Even assuming that the airlines exercise their best efforts to communicate the rule changes, the reality is that it takes months—sometimes years—for the news to be widely disseminated, received, processed, and acted upon. The airlines typically restrict their communications to the most active members, so others must find out by word of mouth or through media reports.
Even among active members who receive airline announcements, many don’t take the time to read them—assuming, understandably, that the “Important News” referenced in the subject line is nothing more than another gushing promotional messages touting this or that mileage incentive.
Then there’s the question of the airlines’ good faith in bringing bad news to the public’s attention. As with corporate communications in most industries, the airlines have a long history of using techniques more likely to obfuscate than illuminate. Two tactics in particular have been used to diminish the anticipated blowback from irate consumers: burying the bad news at the bottom of a message, and timing the news release to generate minimal readership.
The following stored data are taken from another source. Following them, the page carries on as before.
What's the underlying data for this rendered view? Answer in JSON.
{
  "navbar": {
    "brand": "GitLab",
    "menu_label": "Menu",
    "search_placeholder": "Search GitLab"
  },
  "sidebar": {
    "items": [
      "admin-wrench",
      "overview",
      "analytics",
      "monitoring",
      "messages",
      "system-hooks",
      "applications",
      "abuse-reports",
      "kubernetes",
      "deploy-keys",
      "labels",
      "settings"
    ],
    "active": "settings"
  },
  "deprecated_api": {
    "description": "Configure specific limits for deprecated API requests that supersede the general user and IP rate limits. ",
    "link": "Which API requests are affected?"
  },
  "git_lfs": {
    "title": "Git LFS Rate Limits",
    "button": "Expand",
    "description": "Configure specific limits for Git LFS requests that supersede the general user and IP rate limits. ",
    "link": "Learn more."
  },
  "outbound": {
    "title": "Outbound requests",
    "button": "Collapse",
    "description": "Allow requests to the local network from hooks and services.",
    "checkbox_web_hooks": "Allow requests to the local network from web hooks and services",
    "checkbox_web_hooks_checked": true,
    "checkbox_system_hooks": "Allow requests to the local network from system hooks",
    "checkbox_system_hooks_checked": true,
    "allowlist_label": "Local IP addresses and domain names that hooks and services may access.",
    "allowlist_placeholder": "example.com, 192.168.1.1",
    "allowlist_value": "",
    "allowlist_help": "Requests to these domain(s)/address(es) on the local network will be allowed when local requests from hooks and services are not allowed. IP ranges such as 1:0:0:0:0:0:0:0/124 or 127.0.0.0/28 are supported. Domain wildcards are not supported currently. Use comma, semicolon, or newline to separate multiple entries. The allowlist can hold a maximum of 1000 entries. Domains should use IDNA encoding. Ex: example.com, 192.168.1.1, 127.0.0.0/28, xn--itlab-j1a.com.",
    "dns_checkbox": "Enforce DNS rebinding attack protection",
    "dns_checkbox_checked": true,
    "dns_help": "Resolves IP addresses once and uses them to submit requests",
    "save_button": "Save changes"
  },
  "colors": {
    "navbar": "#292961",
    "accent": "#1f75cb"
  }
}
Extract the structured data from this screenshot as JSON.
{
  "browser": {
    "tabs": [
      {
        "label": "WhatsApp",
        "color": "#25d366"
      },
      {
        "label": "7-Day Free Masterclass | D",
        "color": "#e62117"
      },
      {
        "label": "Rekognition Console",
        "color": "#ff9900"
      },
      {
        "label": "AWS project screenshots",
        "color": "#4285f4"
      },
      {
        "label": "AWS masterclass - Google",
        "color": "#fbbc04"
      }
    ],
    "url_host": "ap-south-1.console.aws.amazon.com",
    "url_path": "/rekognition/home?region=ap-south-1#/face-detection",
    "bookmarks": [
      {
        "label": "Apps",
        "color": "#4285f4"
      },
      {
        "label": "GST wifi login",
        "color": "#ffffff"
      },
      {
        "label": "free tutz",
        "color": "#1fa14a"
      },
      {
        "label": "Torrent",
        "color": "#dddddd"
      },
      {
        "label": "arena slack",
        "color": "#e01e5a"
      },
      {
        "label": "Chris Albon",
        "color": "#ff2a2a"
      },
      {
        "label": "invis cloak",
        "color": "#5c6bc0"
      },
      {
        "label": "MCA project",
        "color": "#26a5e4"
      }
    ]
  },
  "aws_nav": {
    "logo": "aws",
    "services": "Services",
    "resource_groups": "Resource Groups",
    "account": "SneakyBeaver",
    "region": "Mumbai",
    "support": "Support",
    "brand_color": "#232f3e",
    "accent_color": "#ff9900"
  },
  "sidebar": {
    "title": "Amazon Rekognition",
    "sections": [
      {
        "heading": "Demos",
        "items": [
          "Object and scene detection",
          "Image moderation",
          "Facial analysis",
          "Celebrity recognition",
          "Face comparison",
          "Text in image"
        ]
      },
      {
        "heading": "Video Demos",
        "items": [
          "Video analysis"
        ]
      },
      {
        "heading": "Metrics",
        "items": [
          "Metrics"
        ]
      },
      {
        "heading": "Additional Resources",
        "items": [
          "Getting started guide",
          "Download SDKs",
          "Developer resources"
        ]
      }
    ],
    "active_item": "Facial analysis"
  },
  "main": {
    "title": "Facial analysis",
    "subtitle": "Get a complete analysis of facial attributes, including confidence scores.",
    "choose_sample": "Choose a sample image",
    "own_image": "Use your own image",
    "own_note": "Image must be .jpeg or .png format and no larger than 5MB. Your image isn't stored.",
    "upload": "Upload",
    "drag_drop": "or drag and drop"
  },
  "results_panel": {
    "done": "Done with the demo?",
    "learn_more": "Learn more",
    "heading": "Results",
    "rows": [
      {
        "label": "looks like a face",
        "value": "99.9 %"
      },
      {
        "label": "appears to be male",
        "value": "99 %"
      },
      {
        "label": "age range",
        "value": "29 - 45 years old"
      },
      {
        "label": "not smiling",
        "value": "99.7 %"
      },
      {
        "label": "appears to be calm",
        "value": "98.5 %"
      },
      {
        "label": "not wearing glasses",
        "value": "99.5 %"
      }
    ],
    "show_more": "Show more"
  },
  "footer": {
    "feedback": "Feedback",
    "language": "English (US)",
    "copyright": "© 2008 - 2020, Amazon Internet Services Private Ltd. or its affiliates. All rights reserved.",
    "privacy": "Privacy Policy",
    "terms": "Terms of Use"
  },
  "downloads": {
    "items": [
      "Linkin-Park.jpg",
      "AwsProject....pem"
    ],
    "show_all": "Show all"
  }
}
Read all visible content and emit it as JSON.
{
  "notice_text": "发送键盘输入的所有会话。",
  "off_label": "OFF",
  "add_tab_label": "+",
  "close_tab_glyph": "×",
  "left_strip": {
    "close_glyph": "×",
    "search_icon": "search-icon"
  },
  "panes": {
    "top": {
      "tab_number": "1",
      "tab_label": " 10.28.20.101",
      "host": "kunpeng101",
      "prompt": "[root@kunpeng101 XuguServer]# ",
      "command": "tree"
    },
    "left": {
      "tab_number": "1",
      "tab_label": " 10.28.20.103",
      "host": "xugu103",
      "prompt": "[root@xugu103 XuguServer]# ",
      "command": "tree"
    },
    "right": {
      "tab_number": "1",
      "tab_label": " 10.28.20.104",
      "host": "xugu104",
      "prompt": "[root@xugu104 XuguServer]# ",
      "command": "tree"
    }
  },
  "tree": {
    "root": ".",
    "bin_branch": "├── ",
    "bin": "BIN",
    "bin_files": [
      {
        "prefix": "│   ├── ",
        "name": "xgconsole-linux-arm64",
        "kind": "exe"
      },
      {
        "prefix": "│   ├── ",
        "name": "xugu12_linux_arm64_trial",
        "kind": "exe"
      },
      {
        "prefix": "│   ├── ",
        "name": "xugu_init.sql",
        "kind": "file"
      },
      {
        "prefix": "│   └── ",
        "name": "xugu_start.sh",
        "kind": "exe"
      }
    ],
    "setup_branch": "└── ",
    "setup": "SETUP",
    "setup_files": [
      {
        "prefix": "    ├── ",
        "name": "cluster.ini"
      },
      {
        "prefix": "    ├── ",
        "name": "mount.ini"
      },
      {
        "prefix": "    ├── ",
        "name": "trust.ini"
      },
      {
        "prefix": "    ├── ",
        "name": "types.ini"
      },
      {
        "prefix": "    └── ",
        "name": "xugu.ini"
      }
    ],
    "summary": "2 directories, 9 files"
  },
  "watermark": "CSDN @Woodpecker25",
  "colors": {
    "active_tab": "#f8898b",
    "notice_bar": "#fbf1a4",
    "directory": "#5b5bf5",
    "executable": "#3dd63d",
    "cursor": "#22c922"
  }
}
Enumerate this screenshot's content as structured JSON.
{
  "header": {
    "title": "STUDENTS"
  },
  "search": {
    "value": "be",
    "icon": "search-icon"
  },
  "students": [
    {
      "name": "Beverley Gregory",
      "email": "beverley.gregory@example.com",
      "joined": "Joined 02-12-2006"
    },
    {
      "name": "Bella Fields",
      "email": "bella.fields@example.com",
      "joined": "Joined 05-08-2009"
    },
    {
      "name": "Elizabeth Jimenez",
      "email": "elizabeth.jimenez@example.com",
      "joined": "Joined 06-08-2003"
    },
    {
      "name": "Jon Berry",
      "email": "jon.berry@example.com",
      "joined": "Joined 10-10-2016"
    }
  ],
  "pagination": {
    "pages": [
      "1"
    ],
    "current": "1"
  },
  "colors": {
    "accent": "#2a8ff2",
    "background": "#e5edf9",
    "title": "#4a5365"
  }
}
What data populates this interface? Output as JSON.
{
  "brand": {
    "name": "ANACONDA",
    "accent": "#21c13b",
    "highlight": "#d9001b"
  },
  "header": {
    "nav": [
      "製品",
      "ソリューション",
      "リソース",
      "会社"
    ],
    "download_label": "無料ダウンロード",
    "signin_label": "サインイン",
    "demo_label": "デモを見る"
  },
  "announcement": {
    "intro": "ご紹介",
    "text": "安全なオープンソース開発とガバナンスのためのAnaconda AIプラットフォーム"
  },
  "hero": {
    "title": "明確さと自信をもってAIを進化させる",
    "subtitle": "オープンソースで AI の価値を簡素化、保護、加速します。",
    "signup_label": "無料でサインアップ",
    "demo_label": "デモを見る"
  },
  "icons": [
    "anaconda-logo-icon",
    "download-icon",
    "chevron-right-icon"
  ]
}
Recent examples include American’s announcement of upcoming changes to its mile expiration policy and the aforementioned Southwest change. American emailed AAdvantage members on a Saturday to minimize media exposure. Similarly, Southwest sent its email after business hours on a Friday evening. To make matters worse, the rule-change announcement was the last item mentioned, below a Father’s Day promotion for Southwest gift cards and airport shuttle services.
A rule to live by
There’s no obviously correct answer to the question of how much advance notice the airlines should give members of their loyalty programs when changes for the worse are in the pipeline. More is better, but the airlines need some flexibility to respond to financial and competitive pressures as well.
I happen to think that the old NAAG 12-month guideline was a pretty good compromise between the conflicting needs of the public and the airlines. Maybe in this case, a step back would be a step in the right direction.